Jakarta (ANTARA News) - Pemerintah Indonesia mendesak negara anggota Organisasi Perdagangan Dunia (WTO) untuk segera mencapai kesepakatan perdagangan global guna melindungi petani kecil dan miskin.

Hal itu disampaikan Deputi Wakil Tetap RI II Jenewa, Duta Besar Sondang Anggraini, dalam keterangan pers yang diterima di Jakarta, Sabtu.

"Negara-negara anggota WTO perlu segera merealisasikan kemauan politisnya untuk dapat menyepakati suatu kesepakatan perdagangan multilateral dalam rangka melindungi kepentingan petani miskin dan kecil," kata Sondang Anggraini.

Pernyataan tersebut disampaikan oleh Dubes Sondang dalam sidang "Committee on Agriculture Special Session" (COASS) WTO pada 19-20 Juli 2017.

COASS adalah salah satu forum di WTO yang membahas upaya reformasi aturan perdagangan multilateral yang mengatur perdagangan produk pertanian global.

Dubes Sondang menyampaikan bahwa Konferensi Tingkat Menteri (KTM) WTO ke-11 di Buenos Aires pada Desember 2017 yang akan datang diharapkan dapat menyepakati dua instrumen perdagangan penting, yaitu Public Stockholding for Food Security Purposes (PSH) dan Special Safeguard Mechanism (SSM).

Pemerintah Indonesia menilai desakan liberalisasi perdagangan produk pertanian global semakin hari semakin kencang.

Namun Indonesia sebagai koordinator G33 yang beranggotakan 47 negara berkembang dan kurang berkembang, secara konsisten memperjuangkan agar PSH dan SSM dapat disepakati menjadi instrumen yang efektif dalam rangka mewujudkan keamanan pangan, keamanan kehidupan dan pembangunan pedesaan (food security, livelihood security dan rural development).

"Apabila disepakati, PSH akan memberikan keleluasaan kebijakan bagi negara berkembang dan kurang berkembang untuk tetap memberikan dukungan kepada petani kecil dan miskin melalui pembelian beras untuk stock dengan harga di atas harga pasar serta menyalurkannya kepada rakyat miskin dengan harga subsidi," tutur Sondang.

Sementara itu, kata dia, instrumen SSM dapat dimanfaatkan untuk perlindungan pasar domestik dari kemungkinan banjir impor produk pertanian yang dapat merugikan kepentingan petani miskin dan kecil.

Akan tetapi, di bawah aturan perdagangan WTO saat ini, penggunaan kedua instrumen tersebut sangat dibatasi dan dinilai tidak memadai.

Bagi kepentingan nasional Indonesia, kedua instrumen tersebut tentunya akan sangat bermanfaat sebagai salah satu upaya Pemerintah untuk memperbaiki tingkat kehidupan petani miskin dan kecil yang jumahnya semakin bertambah.

Berdasarkan data Badan Pusat Statistik (BPS) pada Maret 2017, terdapat 27,77 juta penduduk miskin atau 10,64 persen dari jumlah total penduduk Indonesia.
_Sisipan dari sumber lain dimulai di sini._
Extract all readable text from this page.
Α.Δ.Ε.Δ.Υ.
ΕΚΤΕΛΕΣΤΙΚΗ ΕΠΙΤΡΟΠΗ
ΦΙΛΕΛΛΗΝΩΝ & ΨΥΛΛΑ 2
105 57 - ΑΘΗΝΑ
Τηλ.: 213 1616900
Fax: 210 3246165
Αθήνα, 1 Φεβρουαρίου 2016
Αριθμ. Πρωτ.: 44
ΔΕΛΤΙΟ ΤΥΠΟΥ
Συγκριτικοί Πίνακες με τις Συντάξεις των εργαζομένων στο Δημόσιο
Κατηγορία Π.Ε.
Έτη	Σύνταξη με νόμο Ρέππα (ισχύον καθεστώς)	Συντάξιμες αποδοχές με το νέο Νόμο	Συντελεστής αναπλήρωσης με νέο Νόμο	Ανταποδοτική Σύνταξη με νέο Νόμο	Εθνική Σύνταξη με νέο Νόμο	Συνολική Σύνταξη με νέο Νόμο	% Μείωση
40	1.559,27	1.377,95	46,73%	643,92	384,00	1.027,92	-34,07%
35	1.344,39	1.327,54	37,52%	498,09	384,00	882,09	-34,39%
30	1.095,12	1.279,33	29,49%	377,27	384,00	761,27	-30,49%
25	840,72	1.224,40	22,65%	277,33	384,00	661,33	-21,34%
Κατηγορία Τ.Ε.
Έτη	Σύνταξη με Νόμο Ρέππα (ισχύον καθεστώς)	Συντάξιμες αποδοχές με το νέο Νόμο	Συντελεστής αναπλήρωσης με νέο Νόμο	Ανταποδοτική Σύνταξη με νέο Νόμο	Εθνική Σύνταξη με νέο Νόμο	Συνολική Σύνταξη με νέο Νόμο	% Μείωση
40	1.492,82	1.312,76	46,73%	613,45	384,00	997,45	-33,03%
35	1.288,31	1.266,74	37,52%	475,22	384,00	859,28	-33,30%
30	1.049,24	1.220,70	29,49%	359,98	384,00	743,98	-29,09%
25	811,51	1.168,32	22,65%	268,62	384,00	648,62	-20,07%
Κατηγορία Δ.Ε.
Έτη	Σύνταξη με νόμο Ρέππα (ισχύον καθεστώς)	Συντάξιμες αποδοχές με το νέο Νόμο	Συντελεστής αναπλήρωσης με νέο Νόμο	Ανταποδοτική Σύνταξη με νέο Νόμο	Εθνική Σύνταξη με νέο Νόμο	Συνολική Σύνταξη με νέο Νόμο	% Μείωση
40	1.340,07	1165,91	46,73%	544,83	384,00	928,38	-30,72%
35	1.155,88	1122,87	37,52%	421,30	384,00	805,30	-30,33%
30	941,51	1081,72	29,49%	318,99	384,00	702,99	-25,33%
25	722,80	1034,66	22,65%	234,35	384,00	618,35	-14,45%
Lebih dari 50 persen penduduk miskin bekerja dalam sektor pertanian.

"Dapat disepakatinya isu PSH dan SSM selama ini telah menjadi salah satu agenda prioritas bagi Indonesia dalam perundingan di WTO," ujar Wakil Tetap RI di Jenewa Duta Besar Hasan Kleib dalam seminar mengenai isu PSH dan SSM di WTO, Jenewa beberapa waktu lalu.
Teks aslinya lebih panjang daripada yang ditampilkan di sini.